A orientação feita a uma mulher portadora do vírus HIV durante um culto quase teve consequências mais graves em São João de Meriti, na Baixada Fluminense. Ela afirma que um pastor da Igreja Universal do Reino de Deus, no bairro de Agostinho Porto, orientou que o tratamento fosse interrompido e ela parasse de tomar os remédios.
X., de 38 anos, começou a frequentar a igreja há quatro meses. Descobriu o vírus em 2012, durante o pré-natal da primeira gravidez. Desde então, faz tratamento.
Prima de X., Manoelina da Conceição, de 52 anos, só descobriu que ela não estava tomando os remédios quase um mês depois.
— Ela contou que tinha sido convidada para receber oração. Depois, veio uma mulher da igreja pedindo o exame dela de carga viral. Entreguei sem maldade nenhuma. Mas o pastor colocou na cabeça dela que ela estava curada — conta Manoelina.
Sem tomar remédios por um mês, X. acabou ficando debilitada. Manoelina só soube do caso porque a prima pediu outros exames.
— O pastor pediu que eu fosse à catedral, em Del Castilho, dar meu testemunho. Chegaram a me levar de carro, mas queriam que eu levasse todos os exames e prontuários — conta X., que chegou a jogar os comprimidos fora.
O exame de sangue de X. deu “não detectado” para a carga viral. O médico Roberto Falci Silva Garcia, professor de Infectologia e Clínica Médica da Faculdade de Medicina da Universidade Iguaçu (Unig), disse que é comum que as pessoas confundam esse resultado com o sumiço da doença, mas ressalta que não há cura:
— O exame tem uma taxa de detecção. Abaixo de 40 cópias do vírus, dá indetectado. Mas é preciso que o paciente continue o tratamento. Caso interrompa, as poucas cópias indetectáveis podem tornar a se proliferar, fazendo com que a doença volte a se manifestar.

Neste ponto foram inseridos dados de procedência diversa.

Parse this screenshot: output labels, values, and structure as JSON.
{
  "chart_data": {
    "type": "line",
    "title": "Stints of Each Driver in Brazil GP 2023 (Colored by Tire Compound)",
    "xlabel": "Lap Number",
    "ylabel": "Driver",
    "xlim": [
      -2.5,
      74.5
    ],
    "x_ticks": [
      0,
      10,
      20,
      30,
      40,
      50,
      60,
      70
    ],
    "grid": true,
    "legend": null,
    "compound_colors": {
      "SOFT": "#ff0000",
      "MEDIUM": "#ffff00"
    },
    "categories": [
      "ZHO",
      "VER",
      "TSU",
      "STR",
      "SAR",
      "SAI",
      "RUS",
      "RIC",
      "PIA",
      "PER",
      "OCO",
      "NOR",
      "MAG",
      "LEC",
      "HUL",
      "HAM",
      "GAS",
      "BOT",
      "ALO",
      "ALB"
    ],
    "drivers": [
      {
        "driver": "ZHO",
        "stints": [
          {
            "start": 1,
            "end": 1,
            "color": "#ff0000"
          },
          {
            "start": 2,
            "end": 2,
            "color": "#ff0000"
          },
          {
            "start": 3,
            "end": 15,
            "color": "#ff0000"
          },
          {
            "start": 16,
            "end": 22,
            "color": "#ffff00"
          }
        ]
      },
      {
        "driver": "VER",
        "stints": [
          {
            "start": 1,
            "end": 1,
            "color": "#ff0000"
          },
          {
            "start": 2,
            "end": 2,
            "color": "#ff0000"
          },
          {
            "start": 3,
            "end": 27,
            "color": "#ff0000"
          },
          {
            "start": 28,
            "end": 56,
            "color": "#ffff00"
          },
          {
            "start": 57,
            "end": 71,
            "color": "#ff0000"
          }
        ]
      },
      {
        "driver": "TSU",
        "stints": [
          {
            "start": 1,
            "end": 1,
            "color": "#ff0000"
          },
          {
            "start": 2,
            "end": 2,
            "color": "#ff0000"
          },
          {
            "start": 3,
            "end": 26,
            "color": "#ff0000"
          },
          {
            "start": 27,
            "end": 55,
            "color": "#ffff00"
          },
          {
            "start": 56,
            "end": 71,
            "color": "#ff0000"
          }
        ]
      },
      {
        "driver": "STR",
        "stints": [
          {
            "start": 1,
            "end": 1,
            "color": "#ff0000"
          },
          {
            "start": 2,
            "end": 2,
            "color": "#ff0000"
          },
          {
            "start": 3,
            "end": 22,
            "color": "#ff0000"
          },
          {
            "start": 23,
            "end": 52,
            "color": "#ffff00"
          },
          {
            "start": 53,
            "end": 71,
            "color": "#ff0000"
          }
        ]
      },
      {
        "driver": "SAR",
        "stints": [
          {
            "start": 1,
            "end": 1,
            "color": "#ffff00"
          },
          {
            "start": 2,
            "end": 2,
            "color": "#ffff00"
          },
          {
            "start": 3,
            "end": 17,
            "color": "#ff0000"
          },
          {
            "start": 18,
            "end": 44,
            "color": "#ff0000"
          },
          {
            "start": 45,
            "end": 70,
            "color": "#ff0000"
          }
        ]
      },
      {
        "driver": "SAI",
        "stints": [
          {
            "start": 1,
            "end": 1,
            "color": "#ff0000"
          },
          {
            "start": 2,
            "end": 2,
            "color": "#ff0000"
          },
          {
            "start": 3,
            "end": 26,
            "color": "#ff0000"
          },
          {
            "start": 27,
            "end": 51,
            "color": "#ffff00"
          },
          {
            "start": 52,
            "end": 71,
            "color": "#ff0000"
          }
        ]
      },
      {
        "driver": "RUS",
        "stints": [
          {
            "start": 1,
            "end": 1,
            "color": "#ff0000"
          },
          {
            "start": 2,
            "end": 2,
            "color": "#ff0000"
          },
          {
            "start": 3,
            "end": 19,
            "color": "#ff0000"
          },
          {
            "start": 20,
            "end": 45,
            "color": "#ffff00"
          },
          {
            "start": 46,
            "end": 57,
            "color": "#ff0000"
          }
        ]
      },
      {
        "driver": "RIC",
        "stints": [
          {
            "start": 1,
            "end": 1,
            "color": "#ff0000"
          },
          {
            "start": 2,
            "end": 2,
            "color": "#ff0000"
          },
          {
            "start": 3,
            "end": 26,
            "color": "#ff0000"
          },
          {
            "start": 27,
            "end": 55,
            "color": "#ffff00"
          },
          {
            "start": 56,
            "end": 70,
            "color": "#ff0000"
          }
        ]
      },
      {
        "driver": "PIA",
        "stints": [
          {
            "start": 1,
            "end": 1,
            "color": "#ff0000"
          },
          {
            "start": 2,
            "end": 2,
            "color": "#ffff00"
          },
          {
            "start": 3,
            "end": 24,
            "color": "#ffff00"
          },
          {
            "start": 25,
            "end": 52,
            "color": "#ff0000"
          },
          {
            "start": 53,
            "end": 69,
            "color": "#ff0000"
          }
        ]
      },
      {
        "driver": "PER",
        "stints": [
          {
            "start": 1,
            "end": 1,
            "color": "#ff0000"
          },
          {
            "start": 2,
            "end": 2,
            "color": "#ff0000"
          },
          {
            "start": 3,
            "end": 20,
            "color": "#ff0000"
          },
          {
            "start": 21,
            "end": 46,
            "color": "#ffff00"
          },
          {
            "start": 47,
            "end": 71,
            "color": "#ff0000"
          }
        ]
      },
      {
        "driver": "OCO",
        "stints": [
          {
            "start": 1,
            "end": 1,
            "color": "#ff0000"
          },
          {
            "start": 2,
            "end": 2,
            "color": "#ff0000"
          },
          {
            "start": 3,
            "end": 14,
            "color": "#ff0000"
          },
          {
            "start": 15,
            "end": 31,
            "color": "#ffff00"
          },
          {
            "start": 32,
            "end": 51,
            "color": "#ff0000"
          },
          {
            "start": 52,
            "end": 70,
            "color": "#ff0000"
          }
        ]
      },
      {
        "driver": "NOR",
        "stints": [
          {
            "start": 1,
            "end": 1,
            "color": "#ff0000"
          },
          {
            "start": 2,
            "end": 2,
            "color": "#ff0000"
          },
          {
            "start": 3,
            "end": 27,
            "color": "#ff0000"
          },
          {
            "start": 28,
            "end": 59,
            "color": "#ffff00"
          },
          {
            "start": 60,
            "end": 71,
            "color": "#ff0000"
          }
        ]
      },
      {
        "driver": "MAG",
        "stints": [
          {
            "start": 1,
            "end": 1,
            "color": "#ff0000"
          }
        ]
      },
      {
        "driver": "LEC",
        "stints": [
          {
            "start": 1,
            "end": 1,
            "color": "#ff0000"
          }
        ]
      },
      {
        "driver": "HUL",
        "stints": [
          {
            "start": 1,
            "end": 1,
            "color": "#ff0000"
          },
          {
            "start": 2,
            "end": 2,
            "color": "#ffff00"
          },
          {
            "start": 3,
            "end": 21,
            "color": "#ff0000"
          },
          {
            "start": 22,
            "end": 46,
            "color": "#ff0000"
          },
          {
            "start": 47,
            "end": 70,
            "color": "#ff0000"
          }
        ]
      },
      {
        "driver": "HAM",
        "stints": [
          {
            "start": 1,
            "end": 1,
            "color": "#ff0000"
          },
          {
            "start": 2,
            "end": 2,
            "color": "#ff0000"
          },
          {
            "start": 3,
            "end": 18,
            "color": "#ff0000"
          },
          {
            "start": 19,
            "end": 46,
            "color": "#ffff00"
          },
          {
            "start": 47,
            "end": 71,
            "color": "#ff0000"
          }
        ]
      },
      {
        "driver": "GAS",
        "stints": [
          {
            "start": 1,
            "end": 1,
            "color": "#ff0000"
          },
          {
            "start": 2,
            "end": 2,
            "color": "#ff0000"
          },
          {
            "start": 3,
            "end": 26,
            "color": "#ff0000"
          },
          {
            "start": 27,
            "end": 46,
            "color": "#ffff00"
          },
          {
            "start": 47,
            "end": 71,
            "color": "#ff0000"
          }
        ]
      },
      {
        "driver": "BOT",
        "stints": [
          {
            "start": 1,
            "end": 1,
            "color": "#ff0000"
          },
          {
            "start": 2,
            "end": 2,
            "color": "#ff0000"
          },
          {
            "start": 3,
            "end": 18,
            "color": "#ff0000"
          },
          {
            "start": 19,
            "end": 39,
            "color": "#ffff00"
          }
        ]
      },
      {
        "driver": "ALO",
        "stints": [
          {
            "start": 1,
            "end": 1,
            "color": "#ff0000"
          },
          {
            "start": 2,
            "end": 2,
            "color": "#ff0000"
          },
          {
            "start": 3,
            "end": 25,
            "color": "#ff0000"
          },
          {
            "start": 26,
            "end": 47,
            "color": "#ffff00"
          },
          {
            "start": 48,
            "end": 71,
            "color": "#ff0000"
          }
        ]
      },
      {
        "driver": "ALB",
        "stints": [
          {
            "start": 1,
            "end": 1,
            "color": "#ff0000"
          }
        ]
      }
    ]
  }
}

Para combater a falta de informação, a Pastoral da Aids, da CNBB, vai promover o primeiro Seminário Estadual de Aids e Religiões, de 31 de agosto a 2 de setembro, em Itaipu, Niterói. Vão participar do encontro religiosos candomblecistas, católicos, kardecistas, protestantes e umbandistas. A coordenadora da pastoral, Lúcia Souza, disse que em três anos a pastoral registrou cinco mortes de pacientes que abandonaram o tratamento por orientação de igrejas:
— Quando eles ficavam com carga viral indetectável, o pastor falava que tinham sido curados. Mas a Aids não tem cura, só tratamento.
Lideranças religiosas alertam sobre doenças
Na cidade, religiosos opinaram sobre o caso da paciente. Para Marilena Mattos, dirigente espiritual da Casa de Cláudia — que realiza tratamentos espirituais — a religião deve ser aliada à medicina:
— Nenhuma religião vai curar e sim ajudar a passar por aquilo. A ajuda espiritual é em comunhão com o tratamento da terra.
O pastor Onofre da Silva, da Assembleia de Deus, no Jardim Metrópole, acredita que tenha sido um ato de imaturidade do pastor:
— Foi impensado. Deus não move um dedo para coisas que eu posso fazer, como tratar da minha matéria, por exemplo.
Pároco da Igreja da Matriz, em Meriti, frei Luiz Colossi avalia o caminho ao qual a crença no milagre pode levar:
— O milagre no âmbito religioso, muitas vezes, se transforma em indústria de interesses financeiros.
O Fórum de Saúde Meriti lança hoje a campanha “Aids: ter fé é aderir ao tratamento”, no Facebook. Também serão colocados cartazes em postos de saúde e igrejas. A ideia é alertar pacientes e religiosos que a religião cuida do espiritual e a medicina, trata a doença.
— Quando a pessoa abandona o tratamento e retorna, isso gera um custo. E quem paga são os usuários do SUS — explica Alecir de Jesus, coordenador do fórum.
A assessoria da imprensa da Igreja Universal do Reino de Deus não respondeu até o fechamento desta edição.